O Palmeiras terá uma mudança significativa nos bastidores de sua casa. O banco BTG Pactual assumiu o controle da operação do Nubank Parque, estádio que recentemente ganhou esse novo nome, e permanecerá à frente da arena até 2044, quando se encerra o contrato firmado entre o clube e a WTorre.
Apesar da troca no comando, a relação do Verdão com o estádio não sofrerá alterações drásticas neste primeiro momento. O Palmeiras continuará administrando a arena nos dias de seus jogos, e as partidas do clube seguirão tendo prioridade na programação do espaço.
O BTG passa a ser o sócio majoritário da estrutura, enquanto a WTorre permanece como acionista e terá assento no Conselho de Administração do estádio. O pré-contrato da operação será submetido ao Conselho Administrativo de Defesa Econômica (Cade), etapa necessária para negociações desse porte. A informação foi divulgada inicialmente pelo jornalista Paulo Vinícius Coelho, o PVC, e confirmada pelo Bolavip Brasil.
Na prática, o torcedor palmeirense não deve perceber grandes mudanças no funcionamento do Nubank Parque de imediato. O calendário continuará sendo organizado para conciliar os jogos do Palmeiras com shows, eventos e outras atividades na arena. Em compromissos decisivos, as partidas do Verdão seguirão sendo priorizadas.
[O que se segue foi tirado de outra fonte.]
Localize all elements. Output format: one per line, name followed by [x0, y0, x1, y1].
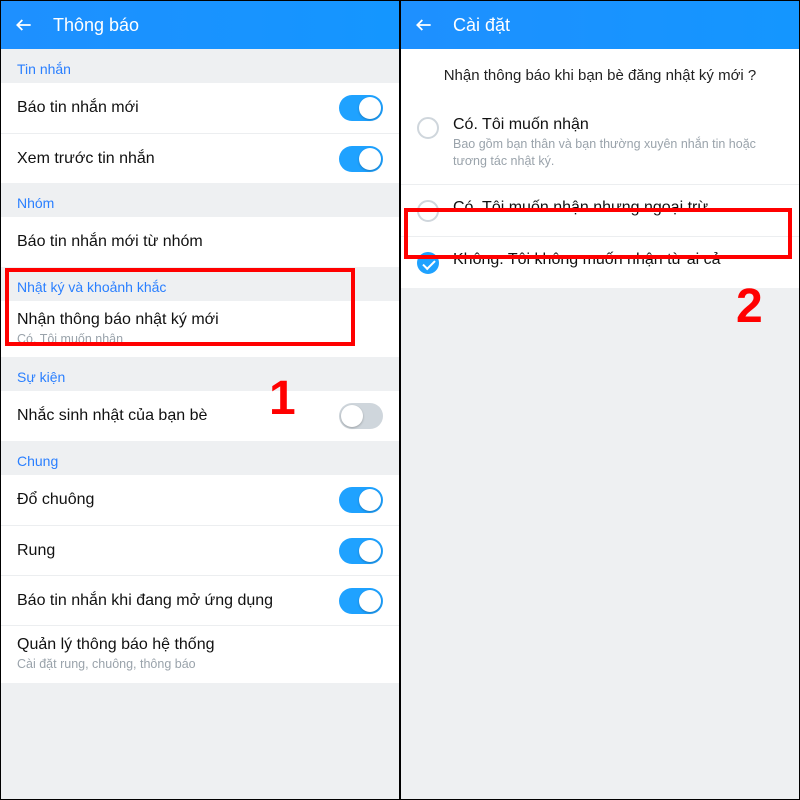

A equipe responsável pela operação também será mantida. Marcelo Frazão continuará no comando do Nubank Parque, e os contratos já firmados com patrocinadores e promotores de eventos serão preservados. Além disso, a relação financeira entre Palmeiras e estádio não será alterada pelo negócio. O clube possui um contrato de direito de superfície com a WTorre para a administração da arena até 2044, motivo pelo qual não participou diretamente da negociação entre a WTorre e o BTG. Após o término do contrato, o Verdão poderá assumir a operação do estádio ou negociar uma nova parceria.
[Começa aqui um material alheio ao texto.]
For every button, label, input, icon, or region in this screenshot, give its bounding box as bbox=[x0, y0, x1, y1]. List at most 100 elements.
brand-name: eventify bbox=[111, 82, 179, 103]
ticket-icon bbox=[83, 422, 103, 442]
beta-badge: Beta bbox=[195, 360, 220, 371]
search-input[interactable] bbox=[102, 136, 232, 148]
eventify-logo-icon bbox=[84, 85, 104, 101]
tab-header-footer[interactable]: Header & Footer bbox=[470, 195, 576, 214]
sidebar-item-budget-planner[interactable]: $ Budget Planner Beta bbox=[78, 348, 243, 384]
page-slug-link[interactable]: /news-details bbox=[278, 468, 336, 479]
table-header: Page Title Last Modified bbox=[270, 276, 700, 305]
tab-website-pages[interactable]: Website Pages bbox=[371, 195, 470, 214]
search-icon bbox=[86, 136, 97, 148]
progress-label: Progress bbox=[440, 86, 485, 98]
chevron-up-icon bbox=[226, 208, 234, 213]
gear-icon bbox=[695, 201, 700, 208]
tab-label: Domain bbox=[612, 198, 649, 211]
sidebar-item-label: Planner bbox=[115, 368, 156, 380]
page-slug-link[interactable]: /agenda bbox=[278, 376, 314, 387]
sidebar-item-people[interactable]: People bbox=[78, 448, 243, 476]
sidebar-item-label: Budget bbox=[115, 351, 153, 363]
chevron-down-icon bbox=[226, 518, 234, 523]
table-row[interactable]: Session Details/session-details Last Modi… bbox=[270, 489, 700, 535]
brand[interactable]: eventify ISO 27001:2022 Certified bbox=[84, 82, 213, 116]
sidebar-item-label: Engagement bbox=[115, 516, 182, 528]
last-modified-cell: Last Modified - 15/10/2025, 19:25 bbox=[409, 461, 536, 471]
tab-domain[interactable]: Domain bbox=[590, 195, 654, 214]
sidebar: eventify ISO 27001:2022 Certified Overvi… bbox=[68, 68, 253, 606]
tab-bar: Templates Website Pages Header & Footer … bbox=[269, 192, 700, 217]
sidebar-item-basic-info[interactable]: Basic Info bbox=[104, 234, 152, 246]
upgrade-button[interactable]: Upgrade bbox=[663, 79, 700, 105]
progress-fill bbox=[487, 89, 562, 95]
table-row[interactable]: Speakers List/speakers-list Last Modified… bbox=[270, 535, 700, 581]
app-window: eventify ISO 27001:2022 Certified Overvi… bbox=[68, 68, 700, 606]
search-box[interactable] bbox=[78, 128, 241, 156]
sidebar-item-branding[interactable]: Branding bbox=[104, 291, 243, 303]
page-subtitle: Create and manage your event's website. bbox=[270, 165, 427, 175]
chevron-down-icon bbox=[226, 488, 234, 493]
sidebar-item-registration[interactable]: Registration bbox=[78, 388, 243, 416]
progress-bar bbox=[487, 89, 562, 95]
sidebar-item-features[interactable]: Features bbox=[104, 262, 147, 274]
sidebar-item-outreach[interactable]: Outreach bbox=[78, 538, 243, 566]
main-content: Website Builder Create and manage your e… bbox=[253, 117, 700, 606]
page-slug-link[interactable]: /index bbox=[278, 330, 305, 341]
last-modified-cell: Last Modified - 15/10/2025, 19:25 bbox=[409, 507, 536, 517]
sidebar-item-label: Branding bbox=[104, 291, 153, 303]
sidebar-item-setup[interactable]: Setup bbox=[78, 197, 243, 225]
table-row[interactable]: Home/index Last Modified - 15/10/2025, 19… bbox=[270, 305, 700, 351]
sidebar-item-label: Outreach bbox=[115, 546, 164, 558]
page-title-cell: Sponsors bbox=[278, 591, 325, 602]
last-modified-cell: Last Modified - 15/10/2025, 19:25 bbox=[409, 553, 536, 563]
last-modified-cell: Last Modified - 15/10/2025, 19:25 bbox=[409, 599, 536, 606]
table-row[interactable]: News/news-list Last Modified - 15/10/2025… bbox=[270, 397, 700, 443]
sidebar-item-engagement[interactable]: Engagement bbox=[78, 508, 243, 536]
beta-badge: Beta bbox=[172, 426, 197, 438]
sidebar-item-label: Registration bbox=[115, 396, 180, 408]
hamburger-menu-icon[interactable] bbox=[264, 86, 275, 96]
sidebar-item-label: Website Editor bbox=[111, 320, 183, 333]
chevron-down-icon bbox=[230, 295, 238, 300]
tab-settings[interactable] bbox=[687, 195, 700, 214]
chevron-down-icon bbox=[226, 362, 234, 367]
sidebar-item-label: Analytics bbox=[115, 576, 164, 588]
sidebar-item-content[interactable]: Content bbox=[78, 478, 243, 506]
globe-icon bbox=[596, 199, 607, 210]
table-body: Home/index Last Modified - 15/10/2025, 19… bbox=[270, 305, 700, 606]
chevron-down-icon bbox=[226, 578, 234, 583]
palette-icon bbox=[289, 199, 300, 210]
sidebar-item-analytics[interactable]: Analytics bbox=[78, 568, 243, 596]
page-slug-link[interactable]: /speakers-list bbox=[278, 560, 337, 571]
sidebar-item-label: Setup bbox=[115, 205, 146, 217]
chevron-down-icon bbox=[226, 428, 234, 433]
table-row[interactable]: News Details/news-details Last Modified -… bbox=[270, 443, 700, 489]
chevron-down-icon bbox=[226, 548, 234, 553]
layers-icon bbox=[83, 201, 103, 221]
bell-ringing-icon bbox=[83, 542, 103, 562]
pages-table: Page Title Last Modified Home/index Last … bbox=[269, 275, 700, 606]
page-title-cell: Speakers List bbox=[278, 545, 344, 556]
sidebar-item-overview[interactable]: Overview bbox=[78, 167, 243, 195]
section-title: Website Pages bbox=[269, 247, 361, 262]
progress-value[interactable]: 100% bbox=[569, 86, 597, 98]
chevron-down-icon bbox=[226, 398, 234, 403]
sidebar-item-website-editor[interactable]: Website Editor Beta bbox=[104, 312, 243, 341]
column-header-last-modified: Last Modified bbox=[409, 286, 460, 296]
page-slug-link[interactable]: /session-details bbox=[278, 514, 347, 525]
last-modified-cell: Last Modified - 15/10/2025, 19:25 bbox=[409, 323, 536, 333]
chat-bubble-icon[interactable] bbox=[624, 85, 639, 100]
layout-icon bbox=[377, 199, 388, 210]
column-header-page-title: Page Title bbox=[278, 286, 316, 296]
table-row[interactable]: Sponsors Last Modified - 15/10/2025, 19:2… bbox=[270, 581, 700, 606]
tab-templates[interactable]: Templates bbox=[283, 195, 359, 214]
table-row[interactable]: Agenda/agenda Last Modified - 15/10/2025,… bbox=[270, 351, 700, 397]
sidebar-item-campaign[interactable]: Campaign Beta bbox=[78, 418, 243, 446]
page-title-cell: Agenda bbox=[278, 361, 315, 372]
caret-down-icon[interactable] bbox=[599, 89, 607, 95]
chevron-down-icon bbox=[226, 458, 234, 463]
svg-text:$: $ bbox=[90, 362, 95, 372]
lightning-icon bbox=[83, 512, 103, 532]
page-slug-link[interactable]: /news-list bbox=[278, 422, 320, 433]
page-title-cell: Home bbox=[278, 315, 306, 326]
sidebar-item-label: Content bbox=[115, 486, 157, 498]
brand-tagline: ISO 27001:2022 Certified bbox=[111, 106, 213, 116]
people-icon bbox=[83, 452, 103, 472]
A entrada do BTG no controle do Nubank Parque também pode sinalizar uma nova fase de investimentos na arena. O projeto prevê ampliar o uso de tecnologia no estádio, principalmente para melhorar a experiência dos torcedores. Entre as possibilidades estão ferramentas para reduzir filas, agilizar o acesso a informações e utilizar recursos de inteligência artificial e internet. A ideia é transformar a experiência do público durante jogos e eventos, com uma estrutura cada vez mais conectada. Para o Palmeiras, portanto, a mudança representa principalmente uma alteração no controle administrativo da arena, e não uma ruptura na relação com o estádio.
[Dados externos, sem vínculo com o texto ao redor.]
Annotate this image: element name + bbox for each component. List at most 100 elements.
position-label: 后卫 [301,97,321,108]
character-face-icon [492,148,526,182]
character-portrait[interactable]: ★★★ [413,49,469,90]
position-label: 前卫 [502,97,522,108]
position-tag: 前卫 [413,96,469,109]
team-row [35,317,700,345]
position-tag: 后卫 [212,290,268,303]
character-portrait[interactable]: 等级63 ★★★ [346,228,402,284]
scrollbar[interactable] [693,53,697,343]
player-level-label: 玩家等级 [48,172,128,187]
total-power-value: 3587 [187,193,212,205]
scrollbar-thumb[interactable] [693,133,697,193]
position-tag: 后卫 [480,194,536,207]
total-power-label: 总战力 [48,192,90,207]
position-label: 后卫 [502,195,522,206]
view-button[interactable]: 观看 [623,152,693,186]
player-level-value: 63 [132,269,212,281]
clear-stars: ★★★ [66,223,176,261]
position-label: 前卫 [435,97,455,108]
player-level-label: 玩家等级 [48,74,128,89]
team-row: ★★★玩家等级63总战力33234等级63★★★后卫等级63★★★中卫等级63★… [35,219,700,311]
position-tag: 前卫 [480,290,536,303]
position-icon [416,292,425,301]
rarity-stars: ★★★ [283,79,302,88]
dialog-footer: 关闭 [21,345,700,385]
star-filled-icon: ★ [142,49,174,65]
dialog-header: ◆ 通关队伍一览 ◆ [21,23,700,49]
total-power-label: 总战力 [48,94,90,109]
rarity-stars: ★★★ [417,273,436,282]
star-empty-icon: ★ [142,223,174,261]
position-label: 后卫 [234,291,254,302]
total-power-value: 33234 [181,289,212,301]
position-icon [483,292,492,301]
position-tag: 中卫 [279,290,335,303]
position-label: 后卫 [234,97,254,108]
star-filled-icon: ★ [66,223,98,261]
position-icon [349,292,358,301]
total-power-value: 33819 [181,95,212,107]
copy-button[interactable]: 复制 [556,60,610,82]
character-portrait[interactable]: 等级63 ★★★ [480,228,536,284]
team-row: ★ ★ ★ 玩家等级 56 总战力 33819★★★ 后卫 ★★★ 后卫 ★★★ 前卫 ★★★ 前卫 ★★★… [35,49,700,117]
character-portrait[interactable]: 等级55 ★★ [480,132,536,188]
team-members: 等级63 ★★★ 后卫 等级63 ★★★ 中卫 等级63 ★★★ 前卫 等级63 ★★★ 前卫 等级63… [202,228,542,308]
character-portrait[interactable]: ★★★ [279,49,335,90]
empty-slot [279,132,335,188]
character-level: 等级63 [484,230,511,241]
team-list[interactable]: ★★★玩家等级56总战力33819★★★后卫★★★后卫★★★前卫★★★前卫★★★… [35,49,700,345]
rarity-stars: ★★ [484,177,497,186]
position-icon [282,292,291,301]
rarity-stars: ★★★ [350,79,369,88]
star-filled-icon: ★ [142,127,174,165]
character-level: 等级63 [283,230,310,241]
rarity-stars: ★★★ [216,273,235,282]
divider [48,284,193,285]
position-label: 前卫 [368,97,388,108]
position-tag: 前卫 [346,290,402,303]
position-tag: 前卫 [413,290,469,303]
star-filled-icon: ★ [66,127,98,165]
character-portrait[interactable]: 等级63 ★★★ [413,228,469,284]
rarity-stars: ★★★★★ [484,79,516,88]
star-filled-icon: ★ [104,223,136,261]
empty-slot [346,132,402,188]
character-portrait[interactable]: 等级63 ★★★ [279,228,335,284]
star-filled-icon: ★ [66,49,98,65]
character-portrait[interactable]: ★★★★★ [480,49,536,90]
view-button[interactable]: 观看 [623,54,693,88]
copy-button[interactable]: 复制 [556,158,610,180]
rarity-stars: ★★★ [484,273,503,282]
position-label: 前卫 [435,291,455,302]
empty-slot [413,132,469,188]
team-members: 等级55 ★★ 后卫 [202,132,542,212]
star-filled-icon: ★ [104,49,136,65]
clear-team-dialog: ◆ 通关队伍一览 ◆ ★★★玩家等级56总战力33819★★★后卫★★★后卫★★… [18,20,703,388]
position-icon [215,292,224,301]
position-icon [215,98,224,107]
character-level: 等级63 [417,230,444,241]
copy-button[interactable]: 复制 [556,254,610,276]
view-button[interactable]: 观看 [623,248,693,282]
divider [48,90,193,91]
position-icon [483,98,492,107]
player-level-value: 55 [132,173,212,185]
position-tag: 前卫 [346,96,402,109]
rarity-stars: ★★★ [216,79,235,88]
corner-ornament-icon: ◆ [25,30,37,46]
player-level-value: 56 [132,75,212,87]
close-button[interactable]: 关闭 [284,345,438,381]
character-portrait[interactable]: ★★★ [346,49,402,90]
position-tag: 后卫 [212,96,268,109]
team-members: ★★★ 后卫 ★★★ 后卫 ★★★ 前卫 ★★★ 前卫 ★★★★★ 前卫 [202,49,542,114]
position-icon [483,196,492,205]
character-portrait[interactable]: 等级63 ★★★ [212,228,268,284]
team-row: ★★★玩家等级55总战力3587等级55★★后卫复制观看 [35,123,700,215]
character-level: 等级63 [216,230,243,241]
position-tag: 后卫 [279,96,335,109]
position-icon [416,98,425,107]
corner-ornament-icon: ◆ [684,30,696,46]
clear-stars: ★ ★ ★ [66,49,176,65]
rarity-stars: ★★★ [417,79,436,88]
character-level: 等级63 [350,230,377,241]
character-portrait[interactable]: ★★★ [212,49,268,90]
Embora o BTG passe a ser o sócio majoritário, a WTorre não deixará completamente a estrutura do Nubank Parque. A construtora continuará como acionista e terá um representante no Conselho de Administração. A equipe que atualmente trabalha na operação também será mantida neste primeiro momento.
O acordo ocorre após uma movimentação financeira envolvendo o grupo BTG. Ainda em 2024, a Enforce, gestora de créditos pertencente ao grupo BTG Pactual, adquiriu uma dívida de aproximadamente R$ 650 milhões da WTorre com o Banco do Brasil. O débito estava relacionado à construção da arena. Em abril, a WTorre também havia negociado os naming rights do estádio com o Nubank, em uma operação que contou com a aprovação do BTG e já sinalizava uma mudança na estrutura de controle da arena.
Apesar da troca no controle da operação, o modelo de repasses ao Palmeiras será preservado conforme o contrato vigente. Nos primeiros cinco anos da parceria com a WTorre, o clube recebeu 5% das receitas da arena.